Our Mentors Share Their Stories

We asked a few of our female mentors to share their stories and challenges in finding a place in the Canadian workforce.

Maral Melkonian arrived from Syria in 2016, with a background in banking. After a challenging job search, she secured a position as a Credit Analyst at TD Bank and joined the Canada InfoNet program as a mentor. Experiences dealing with immigration challenges and assistance she received from employment and mentoring programs inspired her to become a mentor.

She shared the following about her experience:

It is very hard for all of us to be uprooted from our land, home, friends and parents, packing all our life souvenirs in few suitcases, and decide to begin a new life in a very different country like Canada, different in culture, nature, weather and environment. Undertaking the challenge because we all believe we are going to have a better and safer life, a brilliant future for our children and us. 

The biggest and hardest challenge comes when we start to search for a job, related to the same profession and field (we had before immigrating). The main and most important point is to meet the correct person or organization to help and advise you, not necessarily by finding the job, but an encouraging word makes and means a lot, or lead you to dive deeper in searches in the proper sectors, companies and institutions.

In addition to barriers faced by all immigrants, women have to overcome additional challenges, Maral shares:

…the work schedule, the working hours and days, especially if they have families and young kids. It is so hard to manage if both parents are working and they have to accept any offer just to start and survive. For example, I have to work three different schedules a week with one day late shift, other examples some retail workers and bank branches require all weekends, noting here the kids’ drop off and pick up strict times by schools.

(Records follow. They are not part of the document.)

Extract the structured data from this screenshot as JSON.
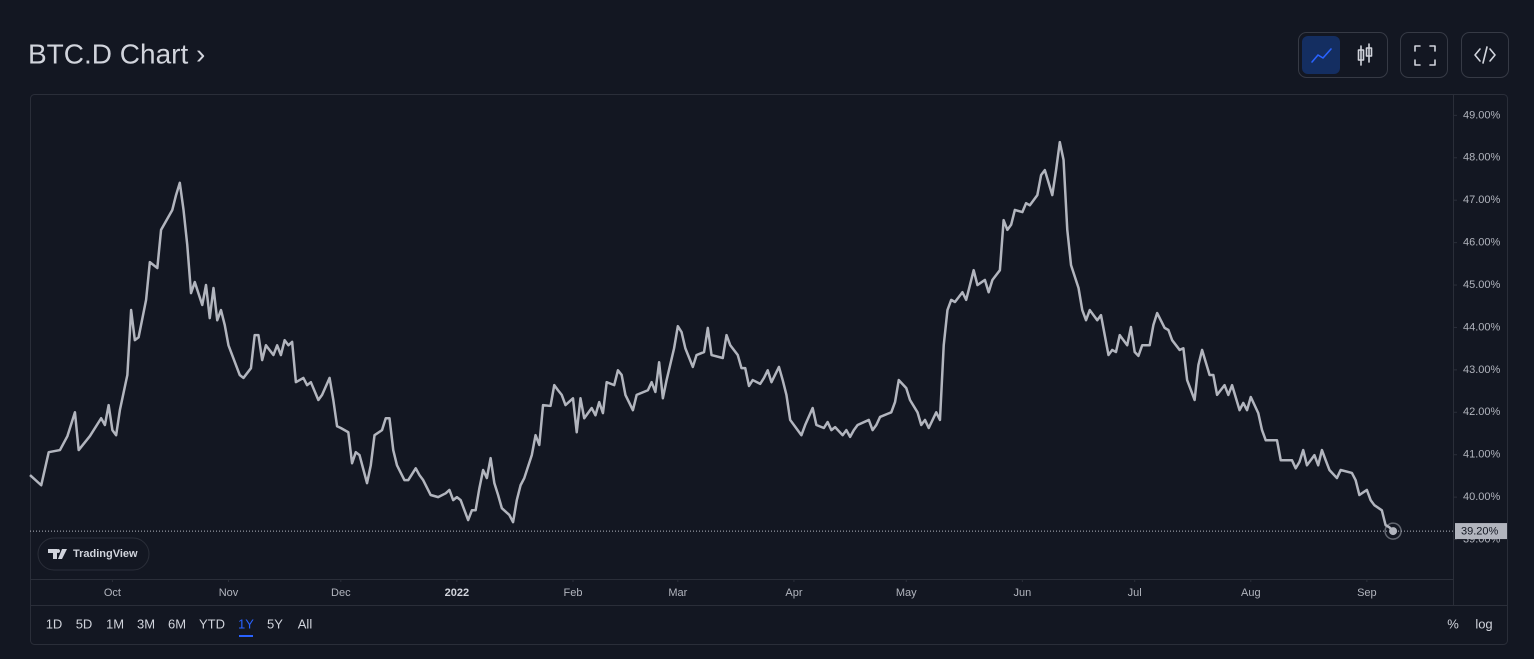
{
  "header": {
    "title": "BTC.D Chart ›"
  },
  "chart_data": {
    "type": "line",
    "x": [
      -22,
      -19,
      -17,
      -14,
      -12,
      -10,
      -9,
      -6,
      -3,
      -2,
      -1,
      0,
      1,
      2,
      4,
      5,
      6,
      7,
      9,
      10,
      12,
      13,
      16,
      17,
      18,
      19,
      20,
      21,
      22,
      24,
      25,
      26,
      27,
      28,
      29,
      30,
      31,
      34,
      35,
      37,
      38,
      39,
      40,
      41,
      43,
      44,
      45,
      46,
      47,
      48,
      49,
      51,
      52,
      53,
      55,
      56,
      58,
      59,
      60,
      61,
      63,
      64,
      65,
      66,
      68,
      69,
      70,
      72,
      73,
      74,
      75,
      76,
      78,
      79,
      81,
      82,
      83,
      85,
      87,
      89,
      90,
      91,
      92,
      93,
      95,
      96,
      97,
      98,
      99,
      100,
      101,
      102,
      103,
      104,
      106,
      107,
      108,
      109,
      110,
      112,
      113,
      114,
      115,
      117,
      118,
      119,
      120,
      121,
      123,
      124,
      125,
      126,
      128,
      129,
      130,
      131,
      132,
      134,
      135,
      136,
      137,
      139,
      140,
      143,
      144,
      145,
      146,
      147,
      148,
      150,
      151,
      152,
      153,
      155,
      156,
      158,
      159,
      160,
      163,
      164,
      165,
      167,
      168,
      169,
      170,
      171,
      173,
      174,
      175,
      176,
      178,
      179,
      180,
      181,
      183,
      184,
      185,
      187,
      188,
      190,
      191,
      192,
      193,
      195,
      196,
      197,
      198,
      199,
      202,
      203,
      204,
      205,
      208,
      209,
      210,
      212,
      213,
      215,
      216,
      217,
      218,
      220,
      221,
      222,
      223,
      224,
      225,
      227,
      228,
      229,
      230,
      231,
      233,
      234,
      235,
      237,
      238,
      239,
      240,
      241,
      243,
      244,
      245,
      247,
      248,
      249,
      251,
      252,
      253,
      254,
      255,
      256,
      258,
      259,
      260,
      261,
      263,
      264,
      266,
      267,
      268,
      269,
      271,
      272,
      273,
      274,
      275,
      277,
      278,
      279,
      281,
      282,
      283,
      285,
      286,
      287,
      289,
      290,
      291,
      293,
      294,
      295,
      297,
      298,
      299,
      301,
      302,
      303,
      304,
      306,
      307,
      308,
      311,
      312,
      315,
      316,
      317,
      318,
      319,
      321,
      322,
      323,
      324,
      325,
      327,
      328,
      331,
      332,
      333,
      335,
      336,
      337,
      339,
      340,
      341,
      342
    ],
    "series": [
      {
        "name": "BTC.D",
        "color": "#b2b5be",
        "values": [
          40.52,
          40.28,
          41.06,
          41.11,
          41.44,
          42.0,
          41.11,
          41.44,
          41.86,
          41.7,
          42.17,
          41.58,
          41.46,
          42.05,
          42.88,
          44.41,
          43.7,
          43.77,
          44.65,
          45.54,
          45.4,
          46.3,
          46.77,
          47.12,
          47.41,
          46.77,
          45.94,
          44.81,
          45.07,
          44.53,
          45.0,
          44.22,
          44.93,
          44.17,
          44.41,
          44.06,
          43.58,
          42.88,
          42.81,
          43.04,
          43.82,
          43.82,
          43.23,
          43.58,
          43.35,
          43.58,
          43.35,
          43.7,
          43.58,
          43.66,
          42.71,
          42.81,
          42.64,
          42.71,
          42.29,
          42.41,
          42.81,
          42.29,
          41.67,
          41.63,
          41.53,
          40.8,
          41.06,
          40.99,
          40.33,
          40.75,
          41.46,
          41.58,
          41.86,
          41.86,
          41.11,
          40.75,
          40.4,
          40.4,
          40.68,
          40.52,
          40.4,
          40.05,
          40.0,
          40.09,
          40.17,
          39.93,
          40.0,
          39.93,
          39.46,
          39.69,
          39.69,
          40.21,
          40.64,
          40.45,
          40.92,
          40.33,
          40.05,
          39.74,
          39.58,
          39.41,
          39.93,
          40.28,
          40.45,
          40.99,
          41.46,
          41.23,
          42.17,
          42.15,
          42.64,
          42.52,
          42.41,
          42.17,
          42.33,
          41.53,
          42.33,
          41.86,
          42.1,
          41.93,
          42.24,
          41.98,
          42.71,
          42.64,
          42.99,
          42.88,
          42.41,
          42.05,
          42.41,
          42.52,
          42.71,
          42.48,
          43.18,
          42.33,
          42.76,
          43.51,
          44.03,
          43.89,
          43.51,
          43.07,
          43.35,
          43.42,
          43.99,
          43.35,
          43.28,
          43.82,
          43.58,
          43.35,
          43.04,
          43.04,
          42.62,
          42.76,
          42.67,
          42.81,
          42.99,
          42.71,
          43.07,
          42.76,
          42.41,
          41.82,
          41.58,
          41.46,
          41.7,
          42.1,
          41.7,
          41.63,
          41.77,
          41.58,
          41.65,
          41.46,
          41.58,
          41.42,
          41.58,
          41.7,
          41.82,
          41.58,
          41.7,
          41.89,
          42.0,
          42.24,
          42.76,
          42.57,
          42.29,
          42.0,
          41.7,
          41.82,
          41.63,
          42.0,
          41.82,
          43.58,
          44.41,
          44.65,
          44.6,
          44.83,
          44.65,
          45.0,
          45.35,
          45.0,
          45.12,
          44.83,
          45.12,
          45.35,
          46.53,
          46.3,
          46.42,
          46.77,
          46.72,
          46.93,
          46.88,
          47.12,
          47.59,
          47.71,
          47.12,
          47.71,
          48.37,
          47.95,
          46.3,
          45.47,
          44.93,
          44.41,
          44.17,
          44.41,
          44.17,
          44.29,
          43.35,
          43.47,
          43.42,
          43.82,
          43.58,
          44.01,
          43.42,
          43.33,
          43.58,
          43.58,
          44.06,
          44.34,
          43.99,
          43.94,
          43.7,
          43.47,
          43.51,
          42.76,
          42.29,
          43.11,
          43.47,
          42.88,
          42.88,
          42.41,
          42.64,
          42.41,
          42.64,
          42.05,
          42.22,
          42.05,
          42.36,
          41.98,
          41.58,
          41.34,
          41.34,
          40.87,
          40.87,
          40.68,
          40.83,
          41.11,
          40.75,
          40.99,
          40.75,
          41.11,
          40.87,
          40.64,
          40.45,
          40.64,
          40.57,
          40.4,
          40.05,
          40.17,
          39.93,
          39.81,
          39.69,
          39.34,
          39.29,
          39.2
        ]
      }
    ],
    "xlim": [
      -22,
      358
    ],
    "xticks": [
      {
        "value": 0,
        "label": "Oct"
      },
      {
        "value": 31,
        "label": "Nov"
      },
      {
        "value": 61,
        "label": "Dec"
      },
      {
        "value": 92,
        "label": "2022"
      },
      {
        "value": 123,
        "label": "Feb"
      },
      {
        "value": 151,
        "label": "Mar"
      },
      {
        "value": 182,
        "label": "Apr"
      },
      {
        "value": 212,
        "label": "May"
      },
      {
        "value": 243,
        "label": "Jun"
      },
      {
        "value": 273,
        "label": "Jul"
      },
      {
        "value": 304,
        "label": "Aug"
      },
      {
        "value": 335,
        "label": "Sep"
      }
    ],
    "ylim": [
      38.07,
      49.48
    ],
    "yticks": [
      {
        "value": 39,
        "label": "39.00%"
      },
      {
        "value": 40,
        "label": "40.00%"
      },
      {
        "value": 41,
        "label": "41.00%"
      },
      {
        "value": 42,
        "label": "42.00%"
      },
      {
        "value": 43,
        "label": "43.00%"
      },
      {
        "value": 44,
        "label": "44.00%"
      },
      {
        "value": 45,
        "label": "45.00%"
      },
      {
        "value": 46,
        "label": "46.00%"
      },
      {
        "value": 47,
        "label": "47.00%"
      },
      {
        "value": 48,
        "label": "48.00%"
      },
      {
        "value": 49,
        "label": "49.00%"
      }
    ],
    "grid": false,
    "price_line": {
      "value": 39.2,
      "label": "39.20%"
    }
  },
  "branding": "TradingView",
  "range_buttons": [
    "1D",
    "5D",
    "1M",
    "3M",
    "6M",
    "YTD",
    "1Y",
    "5Y",
    "All"
  ],
  "selected_range": "1Y",
  "scale_options": [
    "%",
    "log"
  ]
}
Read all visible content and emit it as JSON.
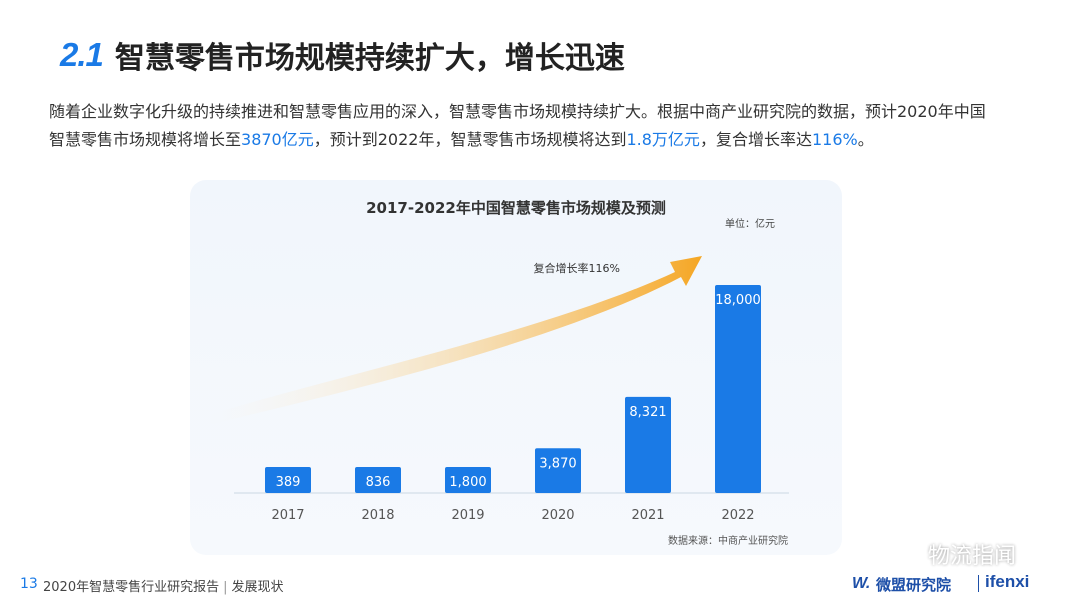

These are some of the many challenges faced by women, which can lead to their career goals having to be set aside. The support Maral received from her mentor – whom she calls “a lifesaving angel” – was crucial for her to get her first job in Canada at a leading bank. She emphasizes how her mentorship experience was beneficial, not only for the technical knowledge her mentor shared, but also to keep her motivated and encouraged. For that reason, Maral later became a mentor with Canada InfoNet — to pass on her experience and pay forward for all the support she received when she was new in Canada.

Fabi Ramos, now employed as a Marketing Manager at Next Edge Capital, immigrated from Brazil in 2016. She chose to become a mentor because she saw it as “an opportunity to learn, develop leadership skills and gain a personal sense of satisfaction” from helping immigrants who are now facing the challenges that she previously faced. In regards to being a woman in the Canadian workplace, she shares:

Like most women, I have also experienced challenges in the job market such as gender pay gap, career ladder opportunities, fear of becoming pregnant, appearance judgment, room temperature disparity and other gender bias. I usually say that women need to work harder to prove our worth in the work place, to win our space.

The Role of Employers

Employers have an important role to play in achieving more equality in the workforce. A study by McKinsey & Company reveals the importance of the link between diversity and corporate financial out-performance; one of their findings showed is that companies in the top quartile for gender diversity on their executive teams were 21 percent more likely to experience above-average profitability than companies in the fourth quartile.

We still have a long way to go, but we believe that bringing awareness to the issues and giving an opportunity for women to tell their stories is one step towards finding solutions that will benefit our whole community. JVS Toronto’s Canada InfoNet mentoring program is enriched by all the support offered by our women mentors to immigrating professionals.

Beyond International Women’s Day, diversity should not simply be something to strive for but it should be a given that women have their place in the workforce.